A Roncobello il martedì è giorno di mercato mentre gli ultimi avventori si affrettano. E’ mezzogiorno e gli operai che stanno sistemando il parco giochi spengono i macchinari in pausa pranzo. Nella chiesa sono in corso prove d’organo che è un Serassi. La chiesa è decorata, di colore roseo con il luccicante altare maggiore dalla tribuna di legno intagliato. La doratura è di G.B. Agosti di Lenna. E’ stato purtroppo impoverito da un furto, una ventina di anni fa, di statuette poi rimpiazzate da copie. In uno degli altari laterali c’è un quadro di Domenico Carpinoni, una Madonna del Rosario. Sono state restaurate da poco le statue policrome di San Pietro e Paolo che risalgono al Cinquecento.
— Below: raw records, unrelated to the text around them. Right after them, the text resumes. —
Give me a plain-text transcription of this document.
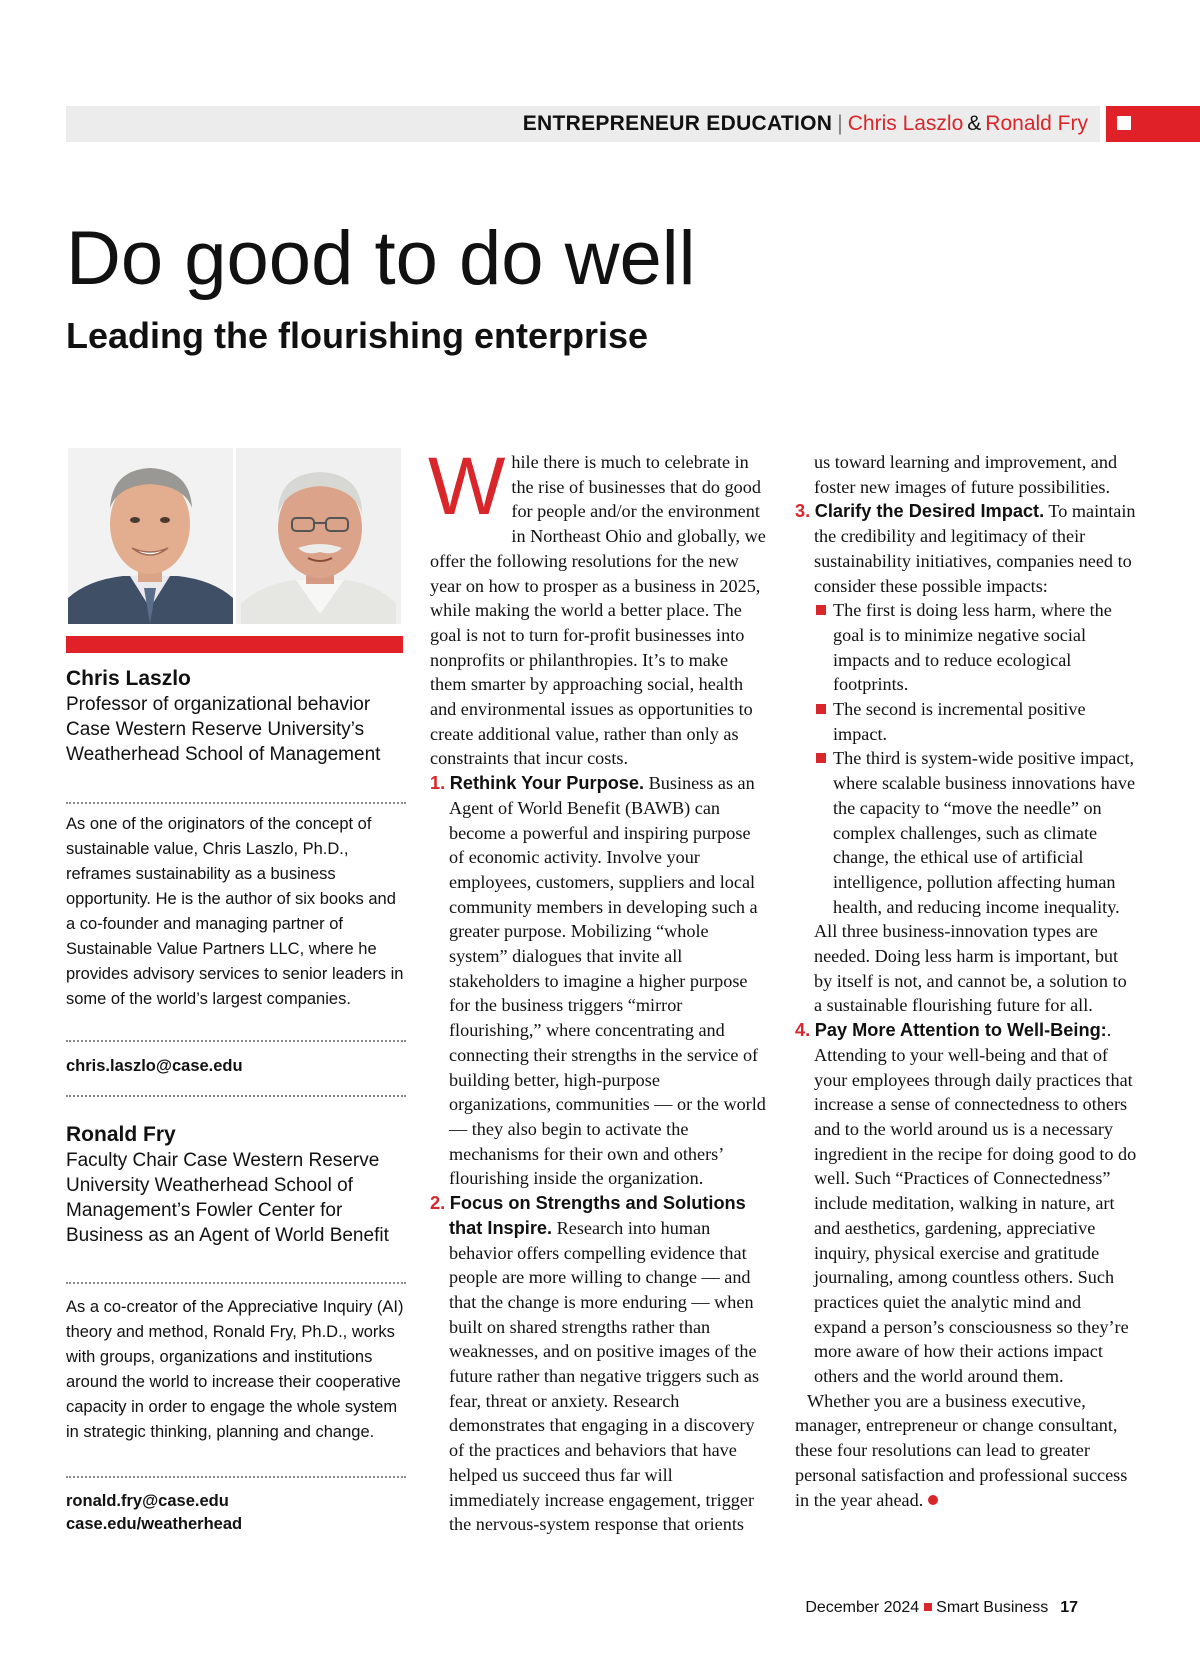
ENTREPRENEUR EDUCATION | Chris Laszlo & Ronald Fry
Do good to do well
Leading the flourishing enterprise
Chris Laszlo
Professor of organizational behavior Case Western Reserve University’s Weatherhead School of Management
As one of the originators of the concept of sustainable value, Chris Laszlo, Ph.D., reframes sustainability as a business opportunity. He is the author of six books and a co-founder and managing partner of Sustainable Value Partners LLC, where he provides advisory services to senior leaders in some of the world’s largest companies.
chris.laszlo@case.edu
Ronald Fry
Faculty Chair Case Western Reserve University Weatherhead School of Management’s Fowler Center for Business as an Agent of World Benefit
As a co-creator of the Appreciative Inquiry (AI) theory and method, Ronald Fry, Ph.D., works with groups, organizations and institutions around the world to increase their cooperative capacity in order to engage the whole system in strategic thinking, planning and change.
ronald.fry@case.edu
case.edu/weatherhead

While there is much to celebrate in the rise of businesses that do good for people and/or the environment in Northeast Ohio and globally, we offer the following resolutions for the new year on how to prosper as a business in 2025, while making the world a better place. The goal is not to turn for-profit businesses into nonprofits or philanthropies. It’s to make them smarter by approaching social, health and environmental issues as opportunities to create additional value, rather than only as constraints that incur costs.

1. Rethink Your Purpose. Business as an Agent of World Benefit (BAWB) can become a powerful and inspiring purpose of economic activity. Involve your employees, customers, suppliers and local community members in developing such a greater purpose. Mobilizing “whole system” dialogues that invite all stakeholders to imagine a higher purpose for the business triggers “mirror flourishing,” where concentrating and connecting their strengths in the service of building better, high-purpose organizations, communities — or the world — they also begin to activate the mechanisms for their own and others’ flourishing inside the organization.

2. Focus on Strengths and Solutions that Inspire. Research into human behavior offers compelling evidence that people are more willing to change — and that the change is more enduring — when built on shared strengths rather than weaknesses, and on positive images of the future rather than negative triggers such as fear, threat or anxiety. Research demonstrates that engaging in a discovery of the practices and behaviors that have helped us succeed thus far will immediately increase engagement, trigger the nervous-system response that orients

us toward learning and improvement, and foster new images of future possibilities.

3. Clarify the Desired Impact. To maintain the credibility and legitimacy of their sustainability initiatives, companies need to consider these possible impacts:

The first is doing less harm, where the goal is to minimize negative social impacts and to reduce ecological footprints.

The second is incremental positive impact.

The third is system-wide positive impact, where scalable business innovations have the capacity to “move the needle” on complex challenges, such as climate change, the ethical use of artificial intelligence, pollution affecting human health, and reducing income inequality.

All three business-innovation types are needed. Doing less harm is important, but by itself is not, and cannot be, a solution to a sustainable flourishing future for all.

4. Pay More Attention to Well-Being:. Attending to your well-being and that of your employees through daily practices that increase a sense of connectedness to others and to the world around us is a necessary ingredient in the recipe for doing good to do well. Such “Practices of Connectedness” include meditation, walking in nature, art and aesthetics, gardening, appreciative inquiry, physical exercise and gratitude journaling, among countless others. Such practices quiet the analytic mind and expand a person’s consciousness so they’re more aware of how their actions impact others and the world around them.

Whether you are a business executive, manager, entrepreneur or change consultant, these four resolutions can lead to greater personal satisfaction and professional success in the year ahead.

December 2024 Smart Business 17
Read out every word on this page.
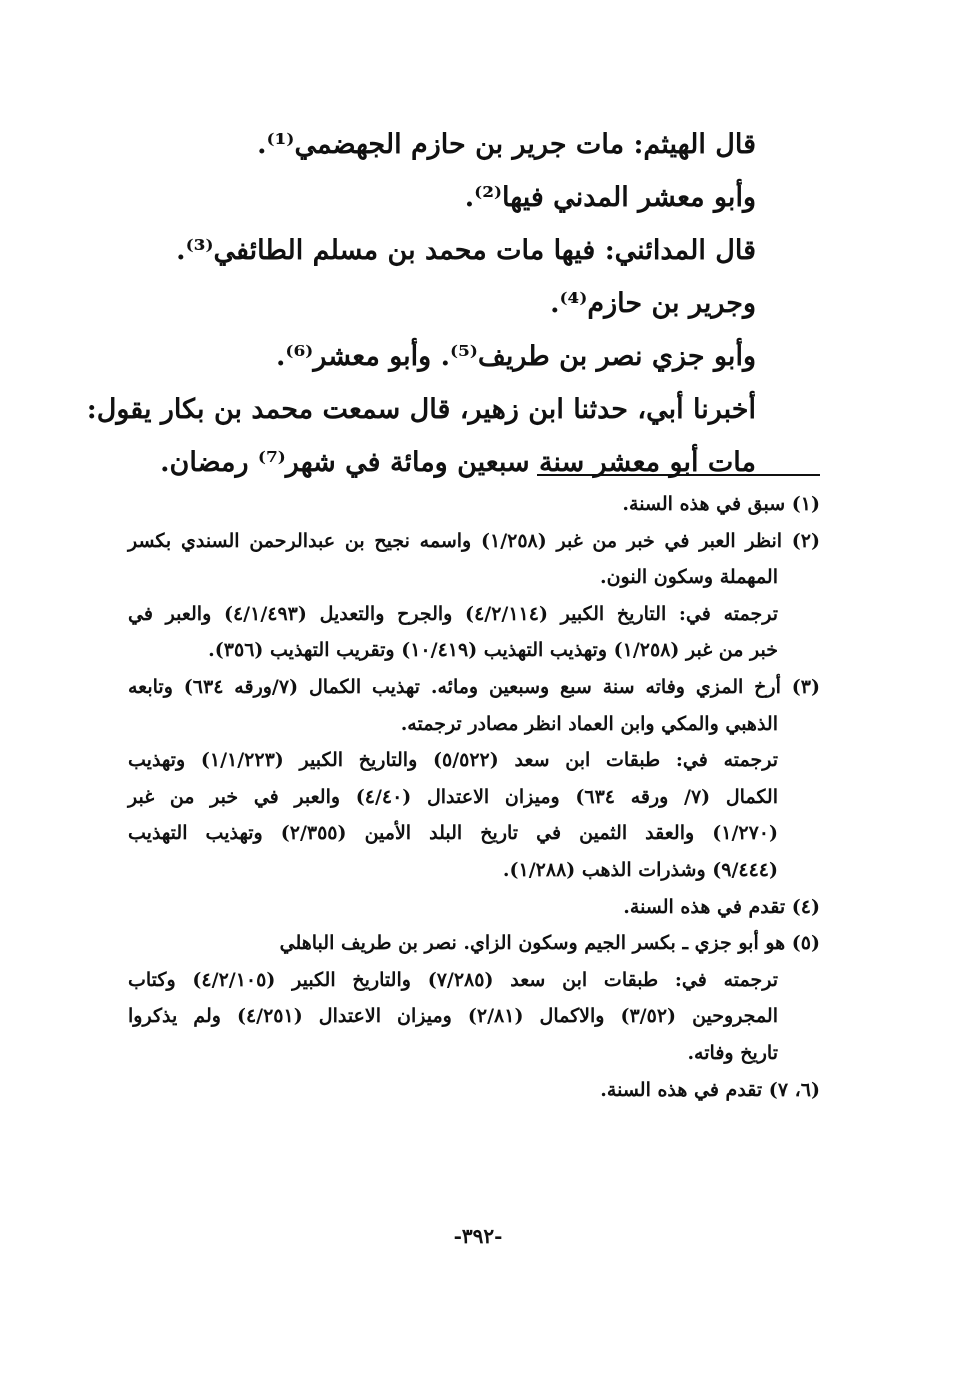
قال الهيثم: مات جرير بن حازم الجهضمي⁽¹⁾.
وأبو معشر المدني فيها⁽²⁾.
قال المدائني: فيها مات محمد بن مسلم الطائفي⁽³⁾.
وجرير بن حازم⁽⁴⁾.
وأبو جزي نصر بن طريف⁽⁵⁾. وأبو معشر⁽⁶⁾.
أخبرنا أبي، حدثنا ابن زهير، قال سمعت محمد بن بكار يقول:
مات أبو معشر سنة سبعين ومائة في شهر⁽⁷⁾ رمضان.
(١) سبق في هذه السنة.
(٢) انظر العبر في خبر من غبر (١/٢٥٨) واسمه نجيح بن عبدالرحمن السندي بكسر
المهملة وسكون النون.
ترجمته في: التاريخ الكبير (٤/٢/١١٤) والجرح والتعديل (٤/١/٤٩٣) والعبر في
خبر من غبر (١/٢٥٨) وتهذيب التهذيب (١٠/٤١٩) وتقريب التهذيب (٣٥٦).
(٣) أرخ المزي وفاته سنة سبع وسبعين ومائه. تهذيب الكمال (٧/ورقه ٦٣٤) وتابعه
الذهبي والمكي وابن العماد انظر مصادر ترجمته.
ترجمته في: طبقات ابن سعد (٥/٥٢٢) والتاريخ الكبير (١/١/٢٢٣) وتهذيب
الكمال (٧/ ورقه ٦٣٤) وميزان الاعتدال (٤/٤٠) والعبر في خبر من غبر
(١/٢٧٠) والعقد الثمين في تاريخ البلد الأمين (٢/٣٥٥) وتهذيب التهذيب
(٩/٤٤٤) وشذرات الذهب (١/٢٨٨).
(٤) تقدم في هذه السنة.
(٥) هو أبو جزي ـ بكسر الجيم وسكون الزاي. نصر بن طريف الباهلي
ترجمته في: طبقات ابن سعد (٧/٢٨٥) والتاريخ الكبير (٤/٢/١٠٥) وكتاب
المجروحين (٣/٥٢) والاكمال (٢/٨١) وميزان الاعتدال (٤/٢٥١) ولم يذكروا
تاريخ وفاته.
(٦، ٧) تقدم في هذه السنة.
-٣٩٢-
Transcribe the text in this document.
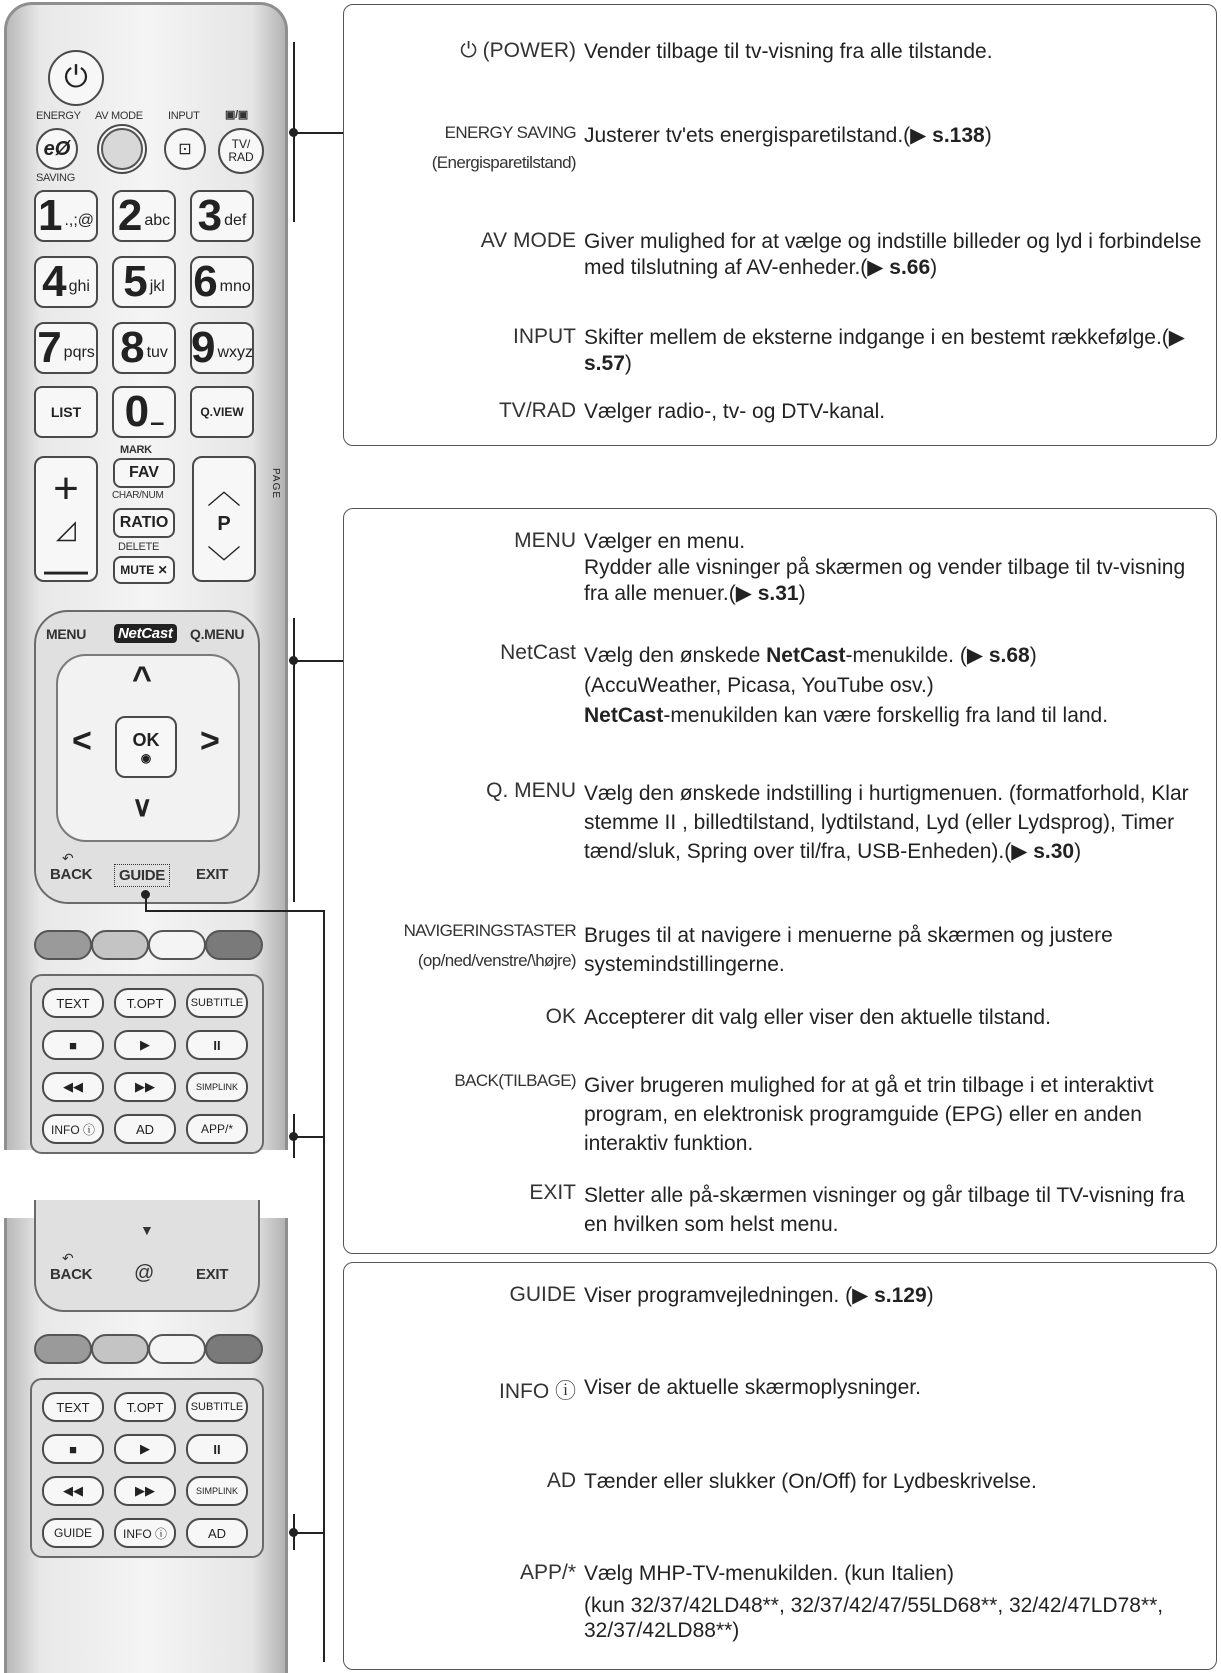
⏻
ENERGY AV MODE INPUT ▣/▣
eØ
SAVING
⊡	TV/ RAD
1 .,;@ 2 abc 3 def
4 ghi 5 jkl 6 mno
7 pqrs 8 tuv 9 wxyz
LIST 0 ▁	Q.VIEW
MARK
+
◿
—
FAV
CHAR/NUM
RATIO
DELETE
MUTE ✕
︿
P
﹀
PAGE
MENU NetCast Q.MENU
^
<	>
∨
OK
◉
BACK
↶
GUIDE	EXIT
TEXT	T.OPT SUBTITLE
■	▶	II
◀◀	▶▶	SIMPLINK
INFO ⓘ	AD	APP/*
▼
BACK
↶
@	EXIT
TEXT	T.OPT SUBTITLE
■	▶	II
◀◀	▶▶	SIMPLINK
GUIDE	INFO ⓘ	AD
⏻ (POWER) Vender tilbage til tv-visning fra alle tilstande.
ENERGY SAVING
(Energisparetilstand)
Justerer tv'ets energisparetilstand.(▶ s.138)
AV MODE Giver mulighed for at vælge og indstille billeder og lyd i forbindelse med tilslutning af AV-enheder.(▶ s.66)
INPUT Skifter mellem de eksterne indgange i en bestemt rækkefølge.(▶ s.57)
TV/RAD Vælger radio-, tv- og DTV-kanal.
MENU Vælger en menu.
Rydder alle visninger på skærmen og vender tilbage til tv-visning fra alle menuer.(▶ s.31)
NetCast Vælg den ønskede NetCast-menukilde. (▶ s.68)
(AccuWeather, Picasa, YouTube osv.)
NetCast-menukilden kan være forskellig fra land til land.
Q. MENU Vælg den ønskede indstilling i hurtigmenuen. (formatforhold, Klar stemme II , billedtilstand, lydtilstand, Lyd (eller Lydsprog), Timer tænd/sluk, Spring over til/fra, USB-Enheden).(▶ s.30)
NAVIGERINGSTASTER
(op/ned/venstre/\højre)
Bruges til at navigere i menuerne på skærmen og justere systemindstillingerne.
OK Accepterer dit valg eller viser den aktuelle tilstand.
BACK(TILBAGE) Giver brugeren mulighed for at gå et trin tilbage i et interaktivt program, en elektronisk programguide (EPG) eller en anden interaktiv funktion.
EXIT Sletter alle på-skærmen visninger og går tilbage til TV-visning fra en hvilken som helst menu.
GUIDE Viser programvejledningen. (▶ s.129)
INFO ⓘ Viser de aktuelle skærmoplysninger.
AD Tænder eller slukker (On/Off) for Lydbeskrivelse.
APP/* Vælg MHP-TV-menukilden. (kun Italien)
(kun 32/37/42LD48**, 32/37/42/47/55LD68**, 32/42/47LD78**, 32/37/42LD88**)
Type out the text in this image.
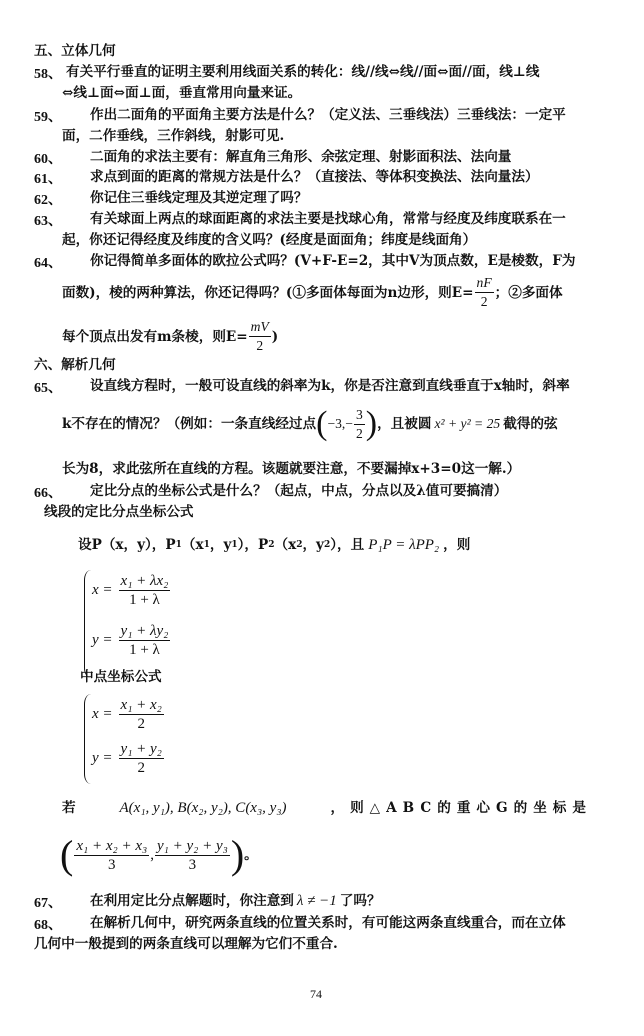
五、立体几何
58、 有关平行垂直的证明主要利用线面关系的转化：线//线⇔线//面⇔面//面，线⊥线
⇔线⊥面⇔面⊥面，垂直常用向量来证。
59、 作出二面角的平面角主要方法是什么？（定义法、三垂线法）三垂线法：一定平
面，二作垂线，三作斜线，射影可见.
60、 二面角的求法主要有：解直角三角形、余弦定理、射影面积法、法向量
61、 求点到面的距离的常规方法是什么？（直接法、等体积变换法、法向量法）
62、 你记住三垂线定理及其逆定理了吗？
63、 有关球面上两点的球面距离的求法主要是找球心角，常常与经度及纬度联系在一
起，你还记得经度及纬度的含义吗？(经度是面面角；纬度是线面角）
64、 你记得简单多面体的欧拉公式吗？(V+F-E=2，其中V为顶点数，E是棱数，F为
面数)，棱的两种算法，你还记得吗？(①多面体每面为n边形，则$E= \frac{nF}{2}$ ；②多面体
每个顶点出发有m条棱，则$E= \frac{mV}{2}$ )
六、解析几何
65、 设直线方程时，一般可设直线的斜率为k，你是否注意到直线垂直于x轴时，斜率
k不存在的情况？（例如：一条直线经过点 ( $-3,- \frac{3}{2}$ ) ，且被圆 x² + y² = 25 截得的弦
长为8，求此弦所在直线的方程。该题就要注意，不要漏掉x+3=0这一解.）
66、 定比分点的坐标公式是什么？（起点，中点，分点以及λ值可要搞清）
线段的定比分点坐标公式
设P（x，y），P 1 （x 1 ，y 1 ），P 2 （x 2 ，y 2 ），且 P₁P = λPP₂ ，则
$x = \frac{\text{x₁ + λx₂}}{1 + \lambda}$
$y = \frac{\text{y₁ + λy₂}}{1 + \lambda}$
中点坐标公式
$x = \frac{\text{x₁ + x₂}}{2}$
$y = \frac{\text{y₁ + y₂}}{2}$
若	A(x₁, y₁), B(x₂, y₂), C(x₃, y₃)	，则△ABC的重心G的坐标是
( $\frac{\text{x₁ + x₂ + x₃}}{3}$ , $\frac{\text{y₁ + y₂ + y₃}}{3}$ ) 。
67、 在利用定比分点解题时，你注意到 λ ≠ −1 了吗？
68、 在解析几何中，研究两条直线的位置关系时，有可能这两条直线重合，而在立体
几何中一般提到的两条直线可以理解为它们不重合.
74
Dopopranzo ci sta una breve escursione alla contrada Costa. Si scende al torrente e poi risale tra abeti fitti, spelacchiati in basso ma verdi sulle cime per contendersi la luce, giganti tanto che a guardarli viene il torcicollo. Siamo in terra di ex boscaioli, gente esperta a tagliare piante fin da quando Venezia si portava via dall’Alta valle più di 3000 tronchi l’anno. Bisognava raggiungere luoghi impervi come immagino vedendo sul Menna strisce di vegetazione rinsecchita ai quali la siccità appena trascorsa ha dato il colpo di grazia. Si portava l’attrezzatura, arrangiandosi di notte perché era inutile sprecare tempo ad andare e venire. La montagna risuonava di colpi di accetta e di tagli di sega e quindi il grido di avvertimento quando il gigante era per schiantarsi e la terra tremava. Il tronco veniva liberato dai rami e con l’arpione fatto scivolare a valle. La legna preziosa era usata per tutto, per il camino, la casa, la stalla, gli attrezzi, a barattare e rimpinguare le magre entrate.
La contrada si affaccia al sole e alla valle. E’ un borghetto di case con vicoli che si diramano, usci per lo più chiusi ma orticelli coltivati, giardinetti con rose o margherite colorate e le api che si agitano attorno alla lavanda. Un giovane arriva dalla chiesetta con lo zainetto. Penso allo studente che torna da scuola alle tre del pomeriggio e che da casa se n’è andato alle sei del mattino.